Di dalam bank konvensional dan bank syariah,
terdapat unsur-unsur kredit, yaitu: pada bank konvensional, unsur-unsur
tersebut meliputi penyediaan uang, pinjam-meminjam, melunasi dengan jangka
waktu tertentu, dan bunga. Sedangkan pada bank syariah, unsur-unsur dari
kredit ialah mengembalikan dengan jumlah yang sama, tidak menyebutkan nama
akad, menggunakan bagi hasil (imbalan), dan melunasi dengan jangka waktu
tertentu berupa jumlah pokok kredit dan juga bagi hasil (imbalan). Selain
unsur-unsur tersebut, dalam kegiatan perkreditan juga terdapat prinsip-prinsip
yang digunakan dalam perbankan. Prinsip-prinsip tersebut dikenal dengan
5C, yaitu character, capacity, capital, collateral, dan condition of
economy.
1. Character (watak), yaitu bank harus mengetahui bagaimana watak atau kepribadian
calon nasabah dengan mensurvei tempat tinggalnya dan juga menanyakan beberapa
hal kepada orang disekitar tempat tinggal nasabah sebelum memberikan kredit.
2. Capacity (kemampuan managerial), yaitu bank mencari informasi mengenai pengelolaan
keuangan dalam menjalankan usaha.
3. Capital (modal), yaitu untuk mengetahui keseriusan calon nasabah dalam hal kredit.
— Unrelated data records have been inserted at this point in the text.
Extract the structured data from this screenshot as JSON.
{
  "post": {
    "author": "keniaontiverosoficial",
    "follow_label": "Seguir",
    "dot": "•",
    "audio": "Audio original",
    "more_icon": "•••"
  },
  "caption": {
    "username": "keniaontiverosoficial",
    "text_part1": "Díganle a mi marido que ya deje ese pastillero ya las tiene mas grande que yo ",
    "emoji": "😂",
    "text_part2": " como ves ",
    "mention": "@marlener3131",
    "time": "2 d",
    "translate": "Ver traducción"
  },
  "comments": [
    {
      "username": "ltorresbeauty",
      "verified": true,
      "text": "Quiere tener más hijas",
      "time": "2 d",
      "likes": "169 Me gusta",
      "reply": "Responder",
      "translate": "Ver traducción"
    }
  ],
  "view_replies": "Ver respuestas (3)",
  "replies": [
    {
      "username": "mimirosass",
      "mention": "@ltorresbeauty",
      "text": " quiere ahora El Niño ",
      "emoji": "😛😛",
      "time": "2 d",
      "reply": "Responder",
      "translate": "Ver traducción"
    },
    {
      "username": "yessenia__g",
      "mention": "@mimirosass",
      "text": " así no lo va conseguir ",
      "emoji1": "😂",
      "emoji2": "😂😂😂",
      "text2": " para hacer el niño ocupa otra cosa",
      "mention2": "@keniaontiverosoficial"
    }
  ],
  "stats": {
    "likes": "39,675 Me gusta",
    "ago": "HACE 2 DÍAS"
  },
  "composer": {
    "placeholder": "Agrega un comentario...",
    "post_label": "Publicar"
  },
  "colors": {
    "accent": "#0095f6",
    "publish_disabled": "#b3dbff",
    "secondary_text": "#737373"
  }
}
4. Collateral (jaminan/agunan), yaitu untuk memberikan hak prefensi (didahulukan
pelunasan piutangnya). Prinsip ini juga bisa digunakan untuk menuntut, jika
nasabah tidak bisa meneruskan kredit.
5. Conditional of economy (kondisi ekonomi), yaitu untuk mengetahui bagaimana
kondisi perekonomiannya, dan juga untuk mempertimbangkan apakah layak untuk
diberikan kredit atau tidak.
Selain itu, juga terdapat presentase BMPK yaitu 10% dari modal bisa diberikan kepada:
1. Pemegang saham yang bersangkutan
2. Anggota Dewan Komisaris
3. Anggota Direksi
4. Keluarga pihak pemegang saham
5. Pejabat bank lain
6. Perusahaan-perusahaan lain yang didalamnya terdapat pemegang saham.
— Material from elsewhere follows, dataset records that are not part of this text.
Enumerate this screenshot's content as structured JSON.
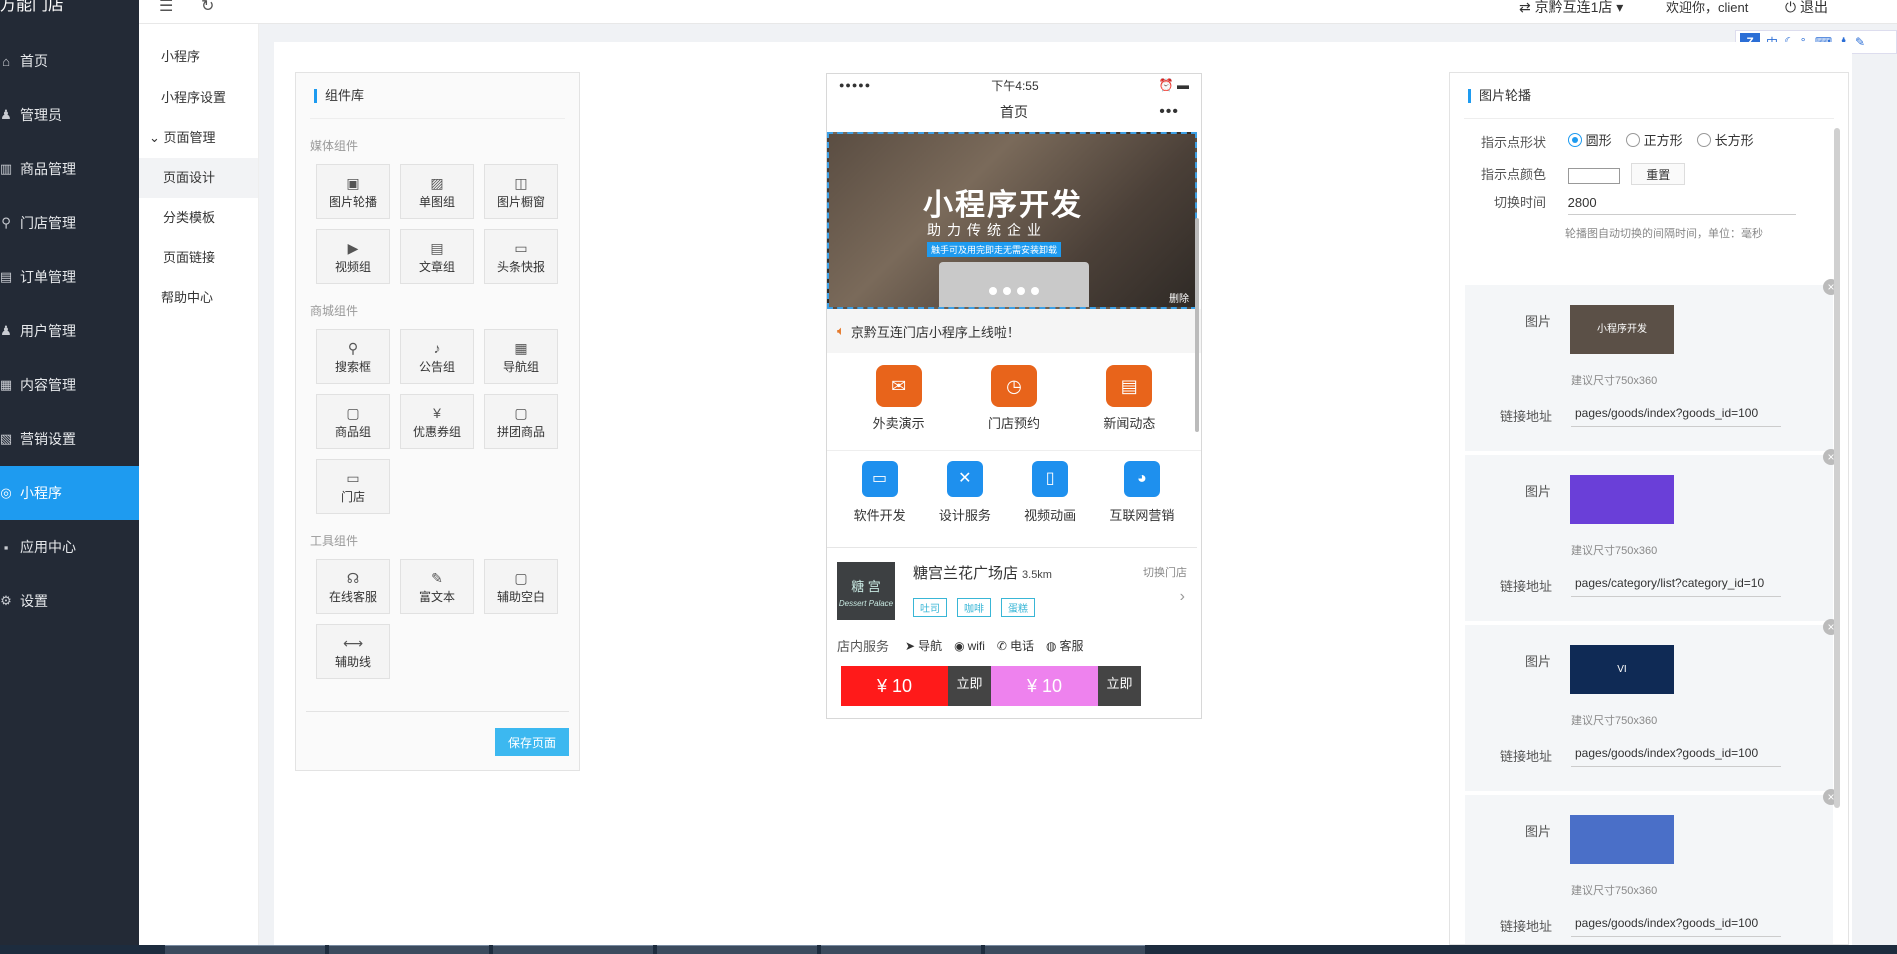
{
  "app": {
    "logo_text": "万能门店"
  },
  "sidebar": {
    "items": [
      {
        "label": "首页",
        "icon": "home-icon",
        "glyph": "⌂"
      },
      {
        "label": "管理员",
        "icon": "admin-icon",
        "glyph": "♟"
      },
      {
        "label": "商品管理",
        "icon": "goods-icon",
        "glyph": "▥"
      },
      {
        "label": "门店管理",
        "icon": "store-pin-icon",
        "glyph": "⚲"
      },
      {
        "label": "订单管理",
        "icon": "order-icon",
        "glyph": "▤"
      },
      {
        "label": "用户管理",
        "icon": "user-icon",
        "glyph": "♟"
      },
      {
        "label": "内容管理",
        "icon": "content-icon",
        "glyph": "▦"
      },
      {
        "label": "营销设置",
        "icon": "marketing-icon",
        "glyph": "▧"
      },
      {
        "label": "小程序",
        "icon": "miniapp-icon",
        "glyph": "◎",
        "active": true
      },
      {
        "label": "应用中心",
        "icon": "apps-icon",
        "glyph": "▪"
      },
      {
        "label": "设置",
        "icon": "gear-icon",
        "glyph": "⚙"
      }
    ]
  },
  "subnav": {
    "items": [
      {
        "label": "小程序"
      },
      {
        "label": "小程序设置"
      },
      {
        "label": "页面管理"
      },
      {
        "label": "页面设计"
      },
      {
        "label": "分类模板"
      },
      {
        "label": "页面链接"
      },
      {
        "label": "帮助中心"
      }
    ]
  },
  "topbar": {
    "store_switch": "京黔互连1店",
    "welcome": "欢迎你，client",
    "logout": "退出"
  },
  "ime": {
    "z": "Z",
    "lang": "中"
  },
  "library": {
    "title": "组件库",
    "groups": [
      {
        "title": "媒体组件",
        "items": [
          {
            "label": "图片轮播",
            "icon": "carousel-icon",
            "glyph": "▣"
          },
          {
            "label": "单图组",
            "icon": "image-icon",
            "glyph": "▨"
          },
          {
            "label": "图片橱窗",
            "icon": "window-icon",
            "glyph": "◫"
          },
          {
            "label": "视频组",
            "icon": "video-icon",
            "glyph": "▶"
          },
          {
            "label": "文章组",
            "icon": "article-icon",
            "glyph": "▤"
          },
          {
            "label": "头条快报",
            "icon": "headline-icon",
            "glyph": "▭"
          }
        ]
      },
      {
        "title": "商城组件",
        "items": [
          {
            "label": "搜索框",
            "icon": "search-icon",
            "glyph": "⚲"
          },
          {
            "label": "公告组",
            "icon": "speaker-icon",
            "glyph": "♪"
          },
          {
            "label": "导航组",
            "icon": "grid-icon",
            "glyph": "▦"
          },
          {
            "label": "商品组",
            "icon": "bag-icon",
            "glyph": "▢"
          },
          {
            "label": "优惠券组",
            "icon": "coupon-icon",
            "glyph": "¥"
          },
          {
            "label": "拼团商品",
            "icon": "group-buy-icon",
            "glyph": "▢"
          },
          {
            "label": "门店",
            "icon": "shop-icon",
            "glyph": "▭"
          }
        ]
      },
      {
        "title": "工具组件",
        "items": [
          {
            "label": "在线客服",
            "icon": "headset-icon",
            "glyph": "☊"
          },
          {
            "label": "富文本",
            "icon": "richtext-icon",
            "glyph": "✎"
          },
          {
            "label": "辅助空白",
            "icon": "blank-icon",
            "glyph": "▢"
          },
          {
            "label": "辅助线",
            "icon": "line-icon",
            "glyph": "⟷"
          }
        ]
      }
    ],
    "save_label": "保存页面"
  },
  "phone": {
    "status_left": "●●●●●",
    "status_time": "下午4:55",
    "nav_title": "首页",
    "nav_more": "•••",
    "banner": {
      "title": "小程序开发",
      "subtitle": "助力传统企业",
      "tagline": "触手可及用完即走无需安装卸载",
      "delete": "删除"
    },
    "notice": "京黔互连门店小程序上线啦！",
    "icons_orange": [
      {
        "label": "外卖演示",
        "icon": "takeout-icon",
        "glyph": "✉"
      },
      {
        "label": "门店预约",
        "icon": "appointment-icon",
        "glyph": "◷"
      },
      {
        "label": "新闻动态",
        "icon": "news-icon",
        "glyph": "▤"
      }
    ],
    "icons_blue": [
      {
        "label": "软件开发",
        "icon": "monitor-icon",
        "glyph": "▭"
      },
      {
        "label": "设计服务",
        "icon": "design-icon",
        "glyph": "✕"
      },
      {
        "label": "视频动画",
        "icon": "mobile-icon",
        "glyph": "▯"
      },
      {
        "label": "互联网营销",
        "icon": "wechat-icon",
        "glyph": "◕"
      }
    ],
    "store": {
      "logo_text": "糖 宫",
      "logo_sub": "Dessert Palace",
      "name": "糖宫兰花广场店",
      "distance": "3.5km",
      "switch": "切换门店",
      "tags": [
        "吐司",
        "咖啡",
        "蛋糕"
      ],
      "service_label": "店内服务",
      "services": [
        {
          "label": "导航",
          "icon": "navigation-icon",
          "glyph": "➤"
        },
        {
          "label": "wifi",
          "icon": "wifi-icon",
          "glyph": "◉"
        },
        {
          "label": "电话",
          "icon": "phone-icon",
          "glyph": "✆"
        },
        {
          "label": "客服",
          "icon": "chat-icon",
          "glyph": "◍"
        }
      ]
    },
    "coupons": [
      {
        "amount": "¥ 10",
        "action": "立即",
        "color": "#ff1a1a"
      },
      {
        "amount": "¥ 10",
        "action": "立即",
        "color": "#ee82ee"
      }
    ]
  },
  "settings": {
    "title": "图片轮播",
    "dot_shape_label": "指示点形状",
    "dot_shapes": [
      {
        "label": "圆形",
        "checked": true
      },
      {
        "label": "正方形",
        "checked": false
      },
      {
        "label": "长方形",
        "checked": false
      }
    ],
    "dot_color_label": "指示点颜色",
    "reset_label": "重置",
    "interval_label": "切换时间",
    "interval_value": "2800",
    "interval_hint": "轮播图自动切换的间隔时间，单位：毫秒",
    "image_label": "图片",
    "size_hint": "建议尺寸750x360",
    "link_label": "链接地址",
    "slides": [
      {
        "thumb_text": "小程序开发",
        "thumb_color": "#5b5047",
        "link": "pages/goods/index?goods_id=100"
      },
      {
        "thumb_text": "",
        "thumb_color": "#6a3fd8",
        "link": "pages/category/list?category_id=10"
      },
      {
        "thumb_text": "VI",
        "thumb_color": "#0f2a55",
        "link": "pages/goods/index?goods_id=100"
      },
      {
        "thumb_text": "",
        "thumb_color": "#4a6fc8",
        "link": "pages/goods/index?goods_id=100"
      }
    ]
  },
  "colors": {
    "accent": "#1e9bf0",
    "sidebar_bg": "#232a36"
  }
}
Selain penjelasan diatas, terdapat berbagai jenis kredit yang salah satunya
yaitu kredit macet. Yang dimaksud dengan kredit macet yaitu kredit yang
pengembalian pokok pinjaman dan pembayaran bunganya terdapat tunggakan yang
telah melampaui 270 hari. Kriteria kredit macet meliputi tunggakan angsuran
pokok melampaui 270 hari, kerugian operasional dituntut dengan pinjaman baru,
jaminan tidak dapat dicairkan pada nilai wajar. Selain itu, menurut Mudrajad
Kuncoro dan Suhardjono (2002:462), kredit macet terjadi karena tiga faktor yaitu
prospek usaha (management lemah), keuangan debitur (rasio hutang terhadap modal
sangat tinggi), dan kemampuan membayar.[3]
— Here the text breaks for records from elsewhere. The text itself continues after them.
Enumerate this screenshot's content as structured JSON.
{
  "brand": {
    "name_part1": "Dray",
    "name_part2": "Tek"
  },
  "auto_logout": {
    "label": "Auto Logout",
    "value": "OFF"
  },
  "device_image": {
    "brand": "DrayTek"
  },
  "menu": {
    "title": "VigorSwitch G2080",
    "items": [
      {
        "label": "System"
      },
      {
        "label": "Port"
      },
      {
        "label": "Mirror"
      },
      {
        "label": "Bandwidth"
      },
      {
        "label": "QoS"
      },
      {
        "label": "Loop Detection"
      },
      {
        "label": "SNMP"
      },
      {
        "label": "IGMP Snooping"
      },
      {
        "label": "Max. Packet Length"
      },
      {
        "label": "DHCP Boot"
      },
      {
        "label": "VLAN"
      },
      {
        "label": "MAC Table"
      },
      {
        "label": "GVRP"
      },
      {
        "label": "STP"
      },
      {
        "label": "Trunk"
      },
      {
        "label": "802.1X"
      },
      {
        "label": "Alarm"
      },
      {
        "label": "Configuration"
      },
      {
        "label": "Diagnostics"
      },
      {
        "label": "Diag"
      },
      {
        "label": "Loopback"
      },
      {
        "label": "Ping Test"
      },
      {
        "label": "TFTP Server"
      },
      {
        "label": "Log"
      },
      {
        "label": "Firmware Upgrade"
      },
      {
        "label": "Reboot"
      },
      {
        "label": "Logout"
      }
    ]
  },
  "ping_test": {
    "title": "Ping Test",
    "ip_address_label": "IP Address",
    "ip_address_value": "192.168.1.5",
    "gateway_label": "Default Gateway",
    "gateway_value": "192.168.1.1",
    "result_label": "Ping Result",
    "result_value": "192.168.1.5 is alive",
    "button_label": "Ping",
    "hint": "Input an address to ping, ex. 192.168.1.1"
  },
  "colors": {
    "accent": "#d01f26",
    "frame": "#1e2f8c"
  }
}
B. Peraturan Mengenai BMPK
Sebelum mengetahui peraturan yang mengatur tentang BMPK, terlebih dahulu
harus mengetahui apa yang dimaksud dengan BMPK. BMPK kepanjangan dari Batas
Maksimum Pemberian Kredit, yang artinya persentase maksimum penyediaan
dana yang diperkenankan terhadap modal
bank.[4]
BMPK diatur dalam Peraturan BI No. 8/13/PBI/2006 Perubahan Atas Peraturan
Bank Indonesia No.7/3/PBI/2005 tentang Batas Maksimum Pemberian Kredit Bank
Umum. Dalam Pasal 2 ayat 1 disebutkan bahwa bank wajib menerapkan
prinsip kehati-hatian dan managemen resiko dalam memberikan Penyediaan Dana,
khususnya Penyediaan Dana kepada Pihak Terkait dan/atau Penyediaan Dana besar
(large exposures). Pada Pasal 3, Bank dilarang membuat suatu perikatan
atau perjanjian atau menetapkan persyaratan yang mewajibkan Bank untuk
memberikan Penyediaan Dana yang akan mengakibatkan terjadinya Pelanggaran BMPK
dan memberikan Penyediaan Dana yang mengakibatkan Pelanggaran BMPK. Seluruh
portofolio Penyediaan Dana kepada Pihak Terkait dengan Bank ditetapkan paling
tinggi 10% dari Modal Bank. Selain itu, Bank juga dilarang memberikan
Penyediaan Dana kepada Pihak Terkait tanpa persetujuan Dewan Komisaris Bank.[5]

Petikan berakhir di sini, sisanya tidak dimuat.